Schocker ohne Horror

Ort
Theater Lüneburg & Leuphana Universität Lüneburg
Von
Michael Gore (Musik)
Lawrence D. Cohen (Buch)
Dean Pitchford (Gesangstexte)
Regie, Choreografie und Kostüme
Oliver Hennes
Uraufführung
1988

Von wegen Broadway-Flop: Das StudiMusical lässt Kings Blutbad-Klassiker „Carrie“ als packende Geschichte von Teenager-Gefühlen neu aufleben

„Das wird die Nacht, die keiner vergisst“, tönt es durch den Raum der Jungen Bühne T3. Und tatsächlich gerät die jüngste Musical-Inszenierung im Theater Lüneburg zu einem Abend, den wohl niemand so schnell vergessen wird. Weder im begeisterten Publikum noch auf der Bühne, wo Studenten der benachbarten Leuphana Universität in die Abgründe des 1988 uraufgeführten Grusicals „Carrie“ eintauchen. So hautnah und packend, dass die zwei Stunden nicht nur wie im Fluge vergehen, sondern wahrlich berühren und für jüngere wie ältere Zuschauer noch einmal voll mitreißender wie intimer Momente die eigene Schulzeit aufleben lassen.

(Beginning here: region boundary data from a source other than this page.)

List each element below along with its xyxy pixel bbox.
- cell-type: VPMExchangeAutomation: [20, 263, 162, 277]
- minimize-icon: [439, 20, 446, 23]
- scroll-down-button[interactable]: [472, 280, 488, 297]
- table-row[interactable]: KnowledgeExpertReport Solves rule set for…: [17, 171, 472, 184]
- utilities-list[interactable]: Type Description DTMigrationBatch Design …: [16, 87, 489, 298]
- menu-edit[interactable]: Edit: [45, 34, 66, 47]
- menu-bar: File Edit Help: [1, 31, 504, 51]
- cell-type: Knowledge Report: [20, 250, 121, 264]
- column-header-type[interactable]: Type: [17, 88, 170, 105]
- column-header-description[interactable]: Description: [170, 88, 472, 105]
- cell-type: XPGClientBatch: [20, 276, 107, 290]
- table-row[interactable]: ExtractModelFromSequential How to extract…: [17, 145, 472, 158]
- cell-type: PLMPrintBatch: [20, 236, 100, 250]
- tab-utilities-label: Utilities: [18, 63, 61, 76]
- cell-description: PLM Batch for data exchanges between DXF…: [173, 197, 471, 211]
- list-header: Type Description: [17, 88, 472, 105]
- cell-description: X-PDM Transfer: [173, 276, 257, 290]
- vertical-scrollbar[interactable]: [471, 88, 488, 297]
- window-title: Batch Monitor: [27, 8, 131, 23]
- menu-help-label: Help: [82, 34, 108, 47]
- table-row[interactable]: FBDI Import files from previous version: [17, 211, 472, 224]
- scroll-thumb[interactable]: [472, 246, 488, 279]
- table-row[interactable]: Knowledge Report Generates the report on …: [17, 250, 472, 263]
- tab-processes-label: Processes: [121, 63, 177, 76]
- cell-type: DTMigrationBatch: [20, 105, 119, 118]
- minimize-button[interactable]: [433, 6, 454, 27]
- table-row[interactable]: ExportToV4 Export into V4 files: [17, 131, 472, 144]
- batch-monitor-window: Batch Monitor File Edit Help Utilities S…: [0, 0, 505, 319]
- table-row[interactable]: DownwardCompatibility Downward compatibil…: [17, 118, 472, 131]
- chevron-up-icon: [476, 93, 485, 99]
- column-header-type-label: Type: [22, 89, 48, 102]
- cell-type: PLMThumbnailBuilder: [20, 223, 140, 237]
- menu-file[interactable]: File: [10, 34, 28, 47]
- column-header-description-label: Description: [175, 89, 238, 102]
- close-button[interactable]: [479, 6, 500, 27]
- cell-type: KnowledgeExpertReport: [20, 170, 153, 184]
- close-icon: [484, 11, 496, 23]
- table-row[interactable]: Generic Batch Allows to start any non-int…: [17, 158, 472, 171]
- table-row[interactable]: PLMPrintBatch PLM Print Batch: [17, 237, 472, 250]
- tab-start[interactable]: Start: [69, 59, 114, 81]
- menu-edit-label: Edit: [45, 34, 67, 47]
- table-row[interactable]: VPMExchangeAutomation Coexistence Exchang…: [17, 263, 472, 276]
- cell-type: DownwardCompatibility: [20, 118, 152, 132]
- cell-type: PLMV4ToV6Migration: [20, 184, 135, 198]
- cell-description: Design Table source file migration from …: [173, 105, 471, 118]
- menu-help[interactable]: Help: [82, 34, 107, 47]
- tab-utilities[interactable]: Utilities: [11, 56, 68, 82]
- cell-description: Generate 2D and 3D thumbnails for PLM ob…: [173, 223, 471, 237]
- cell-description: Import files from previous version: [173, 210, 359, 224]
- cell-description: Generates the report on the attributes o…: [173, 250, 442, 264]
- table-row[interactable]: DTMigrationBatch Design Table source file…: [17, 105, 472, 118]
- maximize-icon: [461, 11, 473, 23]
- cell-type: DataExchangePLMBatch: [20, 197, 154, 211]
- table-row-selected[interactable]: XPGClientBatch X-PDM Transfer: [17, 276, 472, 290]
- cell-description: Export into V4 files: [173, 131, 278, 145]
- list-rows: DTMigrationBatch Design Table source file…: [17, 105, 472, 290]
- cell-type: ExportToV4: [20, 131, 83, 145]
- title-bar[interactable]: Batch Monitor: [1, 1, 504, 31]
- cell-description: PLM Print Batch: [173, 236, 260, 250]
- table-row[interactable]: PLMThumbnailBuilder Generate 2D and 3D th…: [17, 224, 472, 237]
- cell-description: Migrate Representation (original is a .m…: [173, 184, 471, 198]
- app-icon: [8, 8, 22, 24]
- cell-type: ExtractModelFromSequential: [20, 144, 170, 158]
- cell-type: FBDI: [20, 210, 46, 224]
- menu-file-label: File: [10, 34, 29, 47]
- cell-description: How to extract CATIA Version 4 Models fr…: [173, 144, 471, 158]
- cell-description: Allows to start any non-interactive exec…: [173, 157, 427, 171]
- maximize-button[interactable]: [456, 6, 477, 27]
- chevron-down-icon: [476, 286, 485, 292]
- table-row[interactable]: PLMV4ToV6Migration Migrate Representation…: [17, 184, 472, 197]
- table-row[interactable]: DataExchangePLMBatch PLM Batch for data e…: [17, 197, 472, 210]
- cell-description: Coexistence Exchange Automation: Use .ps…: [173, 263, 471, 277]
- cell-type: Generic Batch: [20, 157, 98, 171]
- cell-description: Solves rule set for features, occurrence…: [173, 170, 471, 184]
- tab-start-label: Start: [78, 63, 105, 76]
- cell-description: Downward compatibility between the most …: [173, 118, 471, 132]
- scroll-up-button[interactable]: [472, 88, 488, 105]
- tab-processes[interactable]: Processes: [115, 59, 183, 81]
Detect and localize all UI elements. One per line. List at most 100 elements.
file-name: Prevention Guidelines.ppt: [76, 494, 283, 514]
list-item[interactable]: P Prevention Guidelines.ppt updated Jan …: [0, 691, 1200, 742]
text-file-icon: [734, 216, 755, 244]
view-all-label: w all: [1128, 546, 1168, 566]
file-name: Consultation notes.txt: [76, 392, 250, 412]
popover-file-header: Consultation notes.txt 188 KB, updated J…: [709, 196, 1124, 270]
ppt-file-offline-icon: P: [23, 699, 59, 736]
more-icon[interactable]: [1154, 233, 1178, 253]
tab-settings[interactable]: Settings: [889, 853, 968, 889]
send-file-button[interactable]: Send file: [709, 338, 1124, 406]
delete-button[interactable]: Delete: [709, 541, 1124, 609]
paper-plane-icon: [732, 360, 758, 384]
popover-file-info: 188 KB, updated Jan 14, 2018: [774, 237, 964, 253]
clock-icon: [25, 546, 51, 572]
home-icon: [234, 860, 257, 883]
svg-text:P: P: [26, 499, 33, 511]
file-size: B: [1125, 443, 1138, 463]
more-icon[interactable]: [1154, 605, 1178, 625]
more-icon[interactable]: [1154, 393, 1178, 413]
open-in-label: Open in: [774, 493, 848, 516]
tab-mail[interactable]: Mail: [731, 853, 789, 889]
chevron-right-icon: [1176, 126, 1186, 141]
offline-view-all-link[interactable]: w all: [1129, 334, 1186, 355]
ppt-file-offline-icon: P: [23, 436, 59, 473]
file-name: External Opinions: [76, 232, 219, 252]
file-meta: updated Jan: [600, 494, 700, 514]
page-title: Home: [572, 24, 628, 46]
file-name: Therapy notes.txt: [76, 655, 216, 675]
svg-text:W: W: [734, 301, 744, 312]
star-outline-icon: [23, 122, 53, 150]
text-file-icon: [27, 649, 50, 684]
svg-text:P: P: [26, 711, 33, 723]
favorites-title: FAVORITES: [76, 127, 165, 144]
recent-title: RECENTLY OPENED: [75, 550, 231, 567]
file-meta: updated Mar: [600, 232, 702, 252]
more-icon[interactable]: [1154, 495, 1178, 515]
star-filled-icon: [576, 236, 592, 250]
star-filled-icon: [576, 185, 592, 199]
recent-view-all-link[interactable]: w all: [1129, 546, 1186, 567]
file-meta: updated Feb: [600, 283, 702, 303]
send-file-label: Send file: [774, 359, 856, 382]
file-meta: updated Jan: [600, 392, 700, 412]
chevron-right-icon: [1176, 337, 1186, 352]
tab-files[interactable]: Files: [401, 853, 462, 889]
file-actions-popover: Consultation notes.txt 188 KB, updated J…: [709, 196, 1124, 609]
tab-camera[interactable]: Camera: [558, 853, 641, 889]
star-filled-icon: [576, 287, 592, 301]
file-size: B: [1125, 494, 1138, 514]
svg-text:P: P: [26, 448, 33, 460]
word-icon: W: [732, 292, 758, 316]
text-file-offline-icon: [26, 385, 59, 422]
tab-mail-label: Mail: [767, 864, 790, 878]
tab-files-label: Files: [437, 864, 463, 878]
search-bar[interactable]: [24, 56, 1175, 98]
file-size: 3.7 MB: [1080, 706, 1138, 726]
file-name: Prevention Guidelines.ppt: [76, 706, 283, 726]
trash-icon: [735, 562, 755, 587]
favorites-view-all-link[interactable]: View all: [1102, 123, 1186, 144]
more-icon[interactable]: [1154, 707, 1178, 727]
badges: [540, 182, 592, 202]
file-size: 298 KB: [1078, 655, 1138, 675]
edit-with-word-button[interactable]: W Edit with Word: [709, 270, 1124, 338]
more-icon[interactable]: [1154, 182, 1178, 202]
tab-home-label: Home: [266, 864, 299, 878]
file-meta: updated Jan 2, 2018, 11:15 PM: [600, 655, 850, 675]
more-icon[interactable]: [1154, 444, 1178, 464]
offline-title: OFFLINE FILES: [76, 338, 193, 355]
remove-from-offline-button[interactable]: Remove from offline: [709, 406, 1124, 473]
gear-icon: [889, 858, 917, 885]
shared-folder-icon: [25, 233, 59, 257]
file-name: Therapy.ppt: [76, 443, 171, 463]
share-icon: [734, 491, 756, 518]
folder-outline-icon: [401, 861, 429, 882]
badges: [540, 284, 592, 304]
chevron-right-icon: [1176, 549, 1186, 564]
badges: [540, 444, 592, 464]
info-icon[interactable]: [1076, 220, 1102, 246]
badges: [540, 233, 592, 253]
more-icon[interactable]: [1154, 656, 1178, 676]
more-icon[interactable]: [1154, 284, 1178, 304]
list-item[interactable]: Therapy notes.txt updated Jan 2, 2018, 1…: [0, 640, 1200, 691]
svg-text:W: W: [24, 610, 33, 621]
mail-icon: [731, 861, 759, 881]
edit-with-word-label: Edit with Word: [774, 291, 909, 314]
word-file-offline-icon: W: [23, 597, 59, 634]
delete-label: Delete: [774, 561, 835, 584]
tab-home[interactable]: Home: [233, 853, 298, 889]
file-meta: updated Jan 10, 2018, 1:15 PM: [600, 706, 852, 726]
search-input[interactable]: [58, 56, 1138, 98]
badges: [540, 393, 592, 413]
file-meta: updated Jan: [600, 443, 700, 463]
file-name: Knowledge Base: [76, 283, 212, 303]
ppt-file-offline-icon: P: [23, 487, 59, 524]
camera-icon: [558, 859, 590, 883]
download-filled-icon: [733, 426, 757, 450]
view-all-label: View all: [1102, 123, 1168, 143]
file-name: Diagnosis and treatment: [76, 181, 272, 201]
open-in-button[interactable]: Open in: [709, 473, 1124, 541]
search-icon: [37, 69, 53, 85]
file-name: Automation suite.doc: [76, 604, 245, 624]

Wohl auch, weil für die Besetzung diese Zeit noch ziemlich nah ist, vor allem aber, da trotz der gleichnamigen Romanvorlage des Horror-Königs Stephen King hier eben nicht zuvorderst auf Schocker-Elemente gesetzt wird, sondern die ebenso aktuelle wie bewegende Geschichte einer gemobbten High-School-Teenagerin im Mittelpunkt steht. Regisseur Oliver Hennes und den Darstellern gelingt eine Feinzeichnung der Charaktere, von der sich so manche der Giga-Produktionen in der benachbarten deutschen Musical-Hauptstadt Hamburg mehr als nur eine Facette abschauen könnte.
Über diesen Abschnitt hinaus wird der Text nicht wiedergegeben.